Aunque no era especialmente agudo ni inteligente ni brillante, todo su ser estaba impregnado de un sentimiento profundo de la justicia, de una justicia tan limpia y noble que se conectaba de manera natural y sencilla con su fuente, es decir, con el mismo Dios. De la misma manera, que hubiera rechazado ron horror el fallar un pleito en favor de la parte que no tenía razón, la simple idea de tener una amante le causaba un profundo disgusto y un desasosegante desagrado. ¿Cómo iba a vio lar los votos que había pronunciado años atrás, cuando era un simple miles a las órdenes de Aurelius Ambrosius? ¿Cómo iba a romper una promesa él que se esforzaba por garantizar con la espada el cumplimiento de las que otros formulaban? ¿Cómo iba a pasar por alto el cumplimiento de la ley divina aquel que era el defensor de la aplicación impecable de la humana?
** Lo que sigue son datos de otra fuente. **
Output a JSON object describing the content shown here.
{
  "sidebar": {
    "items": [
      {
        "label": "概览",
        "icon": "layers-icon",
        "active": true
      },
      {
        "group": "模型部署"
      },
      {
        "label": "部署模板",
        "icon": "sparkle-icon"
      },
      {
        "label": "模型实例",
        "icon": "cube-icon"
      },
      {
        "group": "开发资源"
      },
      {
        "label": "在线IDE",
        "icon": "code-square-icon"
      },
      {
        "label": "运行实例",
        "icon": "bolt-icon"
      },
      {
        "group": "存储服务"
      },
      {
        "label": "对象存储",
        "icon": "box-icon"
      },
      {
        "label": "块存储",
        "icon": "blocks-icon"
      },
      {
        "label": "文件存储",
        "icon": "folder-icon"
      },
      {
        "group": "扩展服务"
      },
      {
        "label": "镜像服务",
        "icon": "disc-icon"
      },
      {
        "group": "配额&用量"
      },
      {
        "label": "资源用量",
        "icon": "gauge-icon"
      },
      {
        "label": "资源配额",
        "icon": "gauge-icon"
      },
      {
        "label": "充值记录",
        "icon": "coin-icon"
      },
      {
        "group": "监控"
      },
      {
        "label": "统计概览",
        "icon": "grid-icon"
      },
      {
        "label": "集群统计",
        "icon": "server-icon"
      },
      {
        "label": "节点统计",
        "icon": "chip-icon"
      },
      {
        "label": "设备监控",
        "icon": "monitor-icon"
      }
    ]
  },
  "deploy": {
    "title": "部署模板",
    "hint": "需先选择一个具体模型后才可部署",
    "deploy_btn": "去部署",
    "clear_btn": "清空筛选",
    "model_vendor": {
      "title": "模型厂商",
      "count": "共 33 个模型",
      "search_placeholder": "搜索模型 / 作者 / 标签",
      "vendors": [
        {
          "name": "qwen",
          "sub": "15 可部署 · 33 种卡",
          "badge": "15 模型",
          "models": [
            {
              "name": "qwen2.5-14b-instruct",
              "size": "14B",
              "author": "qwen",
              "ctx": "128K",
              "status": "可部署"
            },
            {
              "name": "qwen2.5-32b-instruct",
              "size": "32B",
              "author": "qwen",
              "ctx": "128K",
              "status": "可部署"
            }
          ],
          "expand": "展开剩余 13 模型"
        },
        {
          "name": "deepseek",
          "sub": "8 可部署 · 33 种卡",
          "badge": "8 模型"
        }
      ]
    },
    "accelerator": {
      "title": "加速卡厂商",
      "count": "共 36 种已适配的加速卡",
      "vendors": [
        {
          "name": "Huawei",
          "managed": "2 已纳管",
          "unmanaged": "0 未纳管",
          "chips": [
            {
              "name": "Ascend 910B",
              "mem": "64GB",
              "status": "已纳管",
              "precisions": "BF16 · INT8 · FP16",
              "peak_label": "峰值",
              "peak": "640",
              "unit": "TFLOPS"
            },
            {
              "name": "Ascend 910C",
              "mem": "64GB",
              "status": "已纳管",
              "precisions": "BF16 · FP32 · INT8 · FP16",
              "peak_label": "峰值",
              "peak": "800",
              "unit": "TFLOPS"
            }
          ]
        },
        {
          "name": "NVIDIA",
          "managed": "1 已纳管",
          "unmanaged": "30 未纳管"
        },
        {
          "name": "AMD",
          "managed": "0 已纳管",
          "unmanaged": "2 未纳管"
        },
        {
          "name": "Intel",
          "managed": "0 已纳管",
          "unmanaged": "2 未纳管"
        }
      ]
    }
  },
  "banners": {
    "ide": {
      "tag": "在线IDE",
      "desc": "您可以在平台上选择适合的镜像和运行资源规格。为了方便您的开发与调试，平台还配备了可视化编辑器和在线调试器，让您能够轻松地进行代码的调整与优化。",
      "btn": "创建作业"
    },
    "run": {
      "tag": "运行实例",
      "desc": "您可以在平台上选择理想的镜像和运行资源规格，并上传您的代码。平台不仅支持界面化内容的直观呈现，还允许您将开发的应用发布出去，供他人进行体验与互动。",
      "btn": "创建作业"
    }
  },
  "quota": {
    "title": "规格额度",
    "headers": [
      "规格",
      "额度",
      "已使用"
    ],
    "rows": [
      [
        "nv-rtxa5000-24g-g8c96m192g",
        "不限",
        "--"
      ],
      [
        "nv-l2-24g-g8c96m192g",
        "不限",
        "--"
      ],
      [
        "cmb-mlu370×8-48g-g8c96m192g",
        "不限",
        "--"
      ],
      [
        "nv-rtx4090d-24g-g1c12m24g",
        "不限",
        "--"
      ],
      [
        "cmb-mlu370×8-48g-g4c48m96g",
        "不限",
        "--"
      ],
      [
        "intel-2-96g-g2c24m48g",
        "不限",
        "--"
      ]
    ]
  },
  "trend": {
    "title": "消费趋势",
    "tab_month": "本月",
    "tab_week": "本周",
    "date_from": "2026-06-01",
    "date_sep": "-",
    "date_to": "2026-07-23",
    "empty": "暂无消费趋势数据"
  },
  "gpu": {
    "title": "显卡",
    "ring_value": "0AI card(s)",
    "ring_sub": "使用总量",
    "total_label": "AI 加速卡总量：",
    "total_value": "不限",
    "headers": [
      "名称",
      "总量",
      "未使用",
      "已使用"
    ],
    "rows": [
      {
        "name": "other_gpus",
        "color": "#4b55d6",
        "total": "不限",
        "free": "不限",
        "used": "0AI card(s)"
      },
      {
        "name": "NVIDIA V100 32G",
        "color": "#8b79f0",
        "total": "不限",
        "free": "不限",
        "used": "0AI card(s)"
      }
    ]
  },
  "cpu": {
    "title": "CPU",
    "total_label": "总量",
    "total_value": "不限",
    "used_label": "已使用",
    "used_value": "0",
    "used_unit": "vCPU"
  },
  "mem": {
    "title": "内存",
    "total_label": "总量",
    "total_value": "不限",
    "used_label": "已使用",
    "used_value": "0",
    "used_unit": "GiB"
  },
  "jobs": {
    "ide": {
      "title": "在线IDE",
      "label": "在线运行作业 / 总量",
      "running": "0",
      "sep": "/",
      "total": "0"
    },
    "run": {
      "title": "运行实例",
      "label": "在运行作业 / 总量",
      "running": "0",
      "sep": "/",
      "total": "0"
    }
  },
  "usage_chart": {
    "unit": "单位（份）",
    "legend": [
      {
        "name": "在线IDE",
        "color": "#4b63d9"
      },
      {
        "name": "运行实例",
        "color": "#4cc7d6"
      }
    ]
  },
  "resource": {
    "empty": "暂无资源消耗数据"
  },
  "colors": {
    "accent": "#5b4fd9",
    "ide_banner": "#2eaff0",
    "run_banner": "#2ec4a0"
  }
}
No podía hacerlo y, así, el hombre del que dependía la pervivencia de Britannia frente a sus enemigos se vio aquejado de una enorme, inmensa y peligrosa debilidad.

No sabría decir ahora mismo cuándo me di cuenta de aquello. Quizá no se debió a un episodio concreto, sino a la suma inadvertida de un conjunto continuo de pequeños detalles que podían pasar desapercibidos a todo el mundo, pero que, hilados, me indicaron la carga insoportablemente onerosa que pesaba sobre los hombros anchos y el corazón noble de Artorius. En cualquier caso, ¿qué más da ahora? Como tantos problemas que nos aquejan en un momento determinado y de los que nos parece que pende toda nuestra vida, ha perdido la importancia, hasta la menor, con el paso inexorable del tiempo. Lo malo es que, cuando todo parecía enderezarse, sobre el horizonte se cernió una amenaza inesperada, la que procedía de un pueblo bárbaro conocido como los angli.

Nunc victi, tristes, quoniam fors omnia versat... ¡Qué bien lo supo expresar el experimentado Virgilio! Ahora estamos vencidos y tristes porque todo lo cambia la suerte... La soberbia que causó la caída de Lucifer desde el cielo hasta los más tenebrosos abismos es un pecado que abunda también entre los hijos de los hombres. Es raro el que no cree que su bienaventuranza arranca de sus únicos y exclusivos méritos y el que, por añadidura, no piensa que se perpetuará ya sino hasta el día del Juicio final, al menos hasta aquel en que Dios lo convoque a Su presencia. Pero, por muy común y extendida que resulte esta actitud, no deja de ser menos una señal de profunda e injustificada necedad. Hay muchos mejores que nosotros que nunca llegarán a contar con nuestra dicha; y también hay muchos mejores que nosotros que, tras ascender a lo más alto, se desplomaron en el abismo. A nosotros podría sucedernos exactamente lo mismo. Pero si tal cosa aconteciera no deberíamos —en contra de lo que afirmaba Virgilio— caer en la tristeza y en el sentimiento de derrota. Todo lo contrario. Deberíamos sonreír pensando que de la misma manera que una parte de la rueda baja siempre, también es cierto que suele volver a subir. Añadiría yo, si no en este mundo, en el otro.